Chickpea curry
The whole family will love tucking into this flavorful Indian curry! Simple to make, with subtle spices and hidden veges, this makes a hearty plant-based dinner.
* The ingredients used in this recipe are shared with other recipes from week four of the spring weekly meal planner. See the meal planner here.
Ingredients
Method
Ingredients
- 300g long grain brown rice*
- 2 tablespoons oil
- 1 onion*, finely diced
- ½ leek*, finely sliced green and white parts included
- 2 teaspoons curry powder
- 1 teaspoon smoked paprika
- 1 teaspoon garam masala (optional)
- 2x400g cans chickpeas, drained and rinsed
- 2 carrots*, cut into cubes similar size to a chickpea or grated
- 400g can chopped tomatoes
- ½ head broccoli*, florets and stalks roughly chopped
- Salt, to taste
- 1 teaspoon sugar (optional)
- 300g (2 cups) frozen peas*
- 400g frozen spinach, defrosted*
Method
- Cook rice according to packet instructions.

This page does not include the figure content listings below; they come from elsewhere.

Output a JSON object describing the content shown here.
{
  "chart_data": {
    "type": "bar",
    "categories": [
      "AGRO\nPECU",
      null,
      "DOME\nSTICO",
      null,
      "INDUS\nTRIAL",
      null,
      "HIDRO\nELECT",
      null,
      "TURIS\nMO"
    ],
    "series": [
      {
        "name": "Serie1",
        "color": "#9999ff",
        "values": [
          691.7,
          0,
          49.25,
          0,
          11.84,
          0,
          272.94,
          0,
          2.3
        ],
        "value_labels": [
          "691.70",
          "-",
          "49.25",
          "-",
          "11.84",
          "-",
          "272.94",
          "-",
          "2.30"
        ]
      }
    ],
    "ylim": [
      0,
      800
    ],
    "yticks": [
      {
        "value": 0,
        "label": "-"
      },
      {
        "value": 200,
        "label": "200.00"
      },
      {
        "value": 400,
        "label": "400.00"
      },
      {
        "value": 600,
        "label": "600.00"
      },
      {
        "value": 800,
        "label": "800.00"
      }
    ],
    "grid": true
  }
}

- Heat oil in a pot on the stove over medium-high heat, add onion and leek, stir fry until they become soft. Mix in curry powder, smoked paprika, and garam masala (if using) and heat until fragrant.
- Add chickpeas, carrots, tomatoes, broccoli, salt, and sugar (if using) to the pot. Rinse canned tomato with ½ cup water and pour liquid into the pot. Let it simmer for about 10 minutes while stirring occasionally. Stir through peas and spinach, test taste, adding more spices as desired.
- Serve curry with rice.
Cooking tips:
• Serve dish with roti or naan if desired.
Adapt it:
• Use normal brown rice instead of long grain if preferred.
• You can swap the leek for an extra onion if you like.
Kid-friendly alternatives:
• Use minimal added salt.
• Frozen spinach can be swapped for any other veges – frozen mixed veg or corn works well.
Leftovers:
• Reheat for lunch the next day. The curry and rice can be stored in separate containers and frozen.